Read: J&M: Ch. 9 Post-training (instruction tuning, alignment, test-time compute). · CS224N: instruction tuning, RLHF, DPO, LoRA. · 6.S191: fine-tuning lab. (Policy-gradient / preference-optimization objectives: Boyd optimization review from Course 5.)
Week 9 — Information Retrieval, RAG, Agents, and Extraction
Theme: LLMs need external memory, citations, structure, and tools.

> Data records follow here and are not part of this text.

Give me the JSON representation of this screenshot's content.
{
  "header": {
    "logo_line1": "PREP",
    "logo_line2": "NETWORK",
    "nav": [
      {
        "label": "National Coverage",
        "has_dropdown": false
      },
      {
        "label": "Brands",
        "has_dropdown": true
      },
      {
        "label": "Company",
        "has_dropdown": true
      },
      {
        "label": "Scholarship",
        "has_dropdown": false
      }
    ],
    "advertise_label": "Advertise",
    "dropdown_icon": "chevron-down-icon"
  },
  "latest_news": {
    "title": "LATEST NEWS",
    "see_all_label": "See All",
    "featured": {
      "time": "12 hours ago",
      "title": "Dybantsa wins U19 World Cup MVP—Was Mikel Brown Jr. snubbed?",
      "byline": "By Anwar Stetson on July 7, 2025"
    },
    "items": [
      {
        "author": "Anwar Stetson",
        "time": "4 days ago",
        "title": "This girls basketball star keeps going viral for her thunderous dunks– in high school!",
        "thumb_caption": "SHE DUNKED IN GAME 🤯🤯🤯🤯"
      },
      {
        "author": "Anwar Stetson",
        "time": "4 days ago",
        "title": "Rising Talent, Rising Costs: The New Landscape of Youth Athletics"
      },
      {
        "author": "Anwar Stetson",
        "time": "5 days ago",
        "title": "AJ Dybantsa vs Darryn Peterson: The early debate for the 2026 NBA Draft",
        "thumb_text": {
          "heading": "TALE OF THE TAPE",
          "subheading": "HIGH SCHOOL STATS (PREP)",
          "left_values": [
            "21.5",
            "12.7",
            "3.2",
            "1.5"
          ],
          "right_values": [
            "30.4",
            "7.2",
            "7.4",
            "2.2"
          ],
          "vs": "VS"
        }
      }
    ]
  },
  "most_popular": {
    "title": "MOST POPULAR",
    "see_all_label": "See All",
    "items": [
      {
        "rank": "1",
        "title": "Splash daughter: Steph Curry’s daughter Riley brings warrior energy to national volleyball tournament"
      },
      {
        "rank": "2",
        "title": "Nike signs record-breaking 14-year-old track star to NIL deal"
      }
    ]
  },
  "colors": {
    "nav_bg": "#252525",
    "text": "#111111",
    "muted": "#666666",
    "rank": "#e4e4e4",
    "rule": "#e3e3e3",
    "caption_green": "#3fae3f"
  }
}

Read: J&M: Ch. 11 Information Retrieval and RAG; Ch. 20 Information Extraction; Ch. 23 Coreference; Ch. 25 Conversation and Agents. · CS224N: LLM application and evaluation material. (BM25/retrieval and entity linking as algorithms: DPV review from Course 5.)
Week 10 — Capstone: Citation-Grounded RAG Assistant
Theme: Integrate everything into a portfolio-grade, evaluated NLP/LLM system.
Read: Review all prior docs. · CS224N final-project and LLM-evaluation material. · Production NLP/LLM engineering references for serving and evaluation context.
Book Integration Map
| Book (Course 5 review) | Weeks |
|---|---|
| Bertsekas & Tsitsiklis | 1, 4, 7, 8 — probability, Bayes, Markov models, calibration |
| Cover & Thomas | 1, 7, 8, 9 — entropy, cross-entropy, KL, perplexity |
| Axler / T&B | 2, 5, 6, 9 — embeddings, dot products, attention, projections, SVD |
| Boyd & Vandenberghe | 2, 7, 8 — logistic regression, gradient descent, fine-tuning |
| DPV / Sipser | 1, 4, 9 — edit distance, Viterbi, CKY, retrieval, grammars/parsing |
| Oppenheim (Course 6) | speech front-end (optional Weeks 11+) — spectrograms, MFCCs |
Optional Weeks 11+ Direction
If prioritizing speech and multimodal NLP: phonetics, MFCCs/spectrograms (building on Course 6 DSP), ASR (CTC/attention), TTS (VITS/Bark), Whisper fine-tuning, audio-text alignment, multimodal LLMs. (This is the dedicated speech track that the 16-week version covered inline; the signal-processing front end now lives in Course 6.)
If prioritizing LLM systems: deeper fine-tuning pipelines, quantization/GGUF, flash attention, speculative decoding, multi-GPU inference, production serving (vLLM, TGI), evaluation frameworks.
If prioritizing search and RAG: graph RAG, multi-hop retrieval, long-document QA, structured retrieval over tables, RAG evaluation (RAGAS), vector-database deployment.
If prioritizing agents and extraction: complex tool-calling agents, code-execution agents, multi-agent frameworks, knowledge-graph construction, long-document extraction at scale.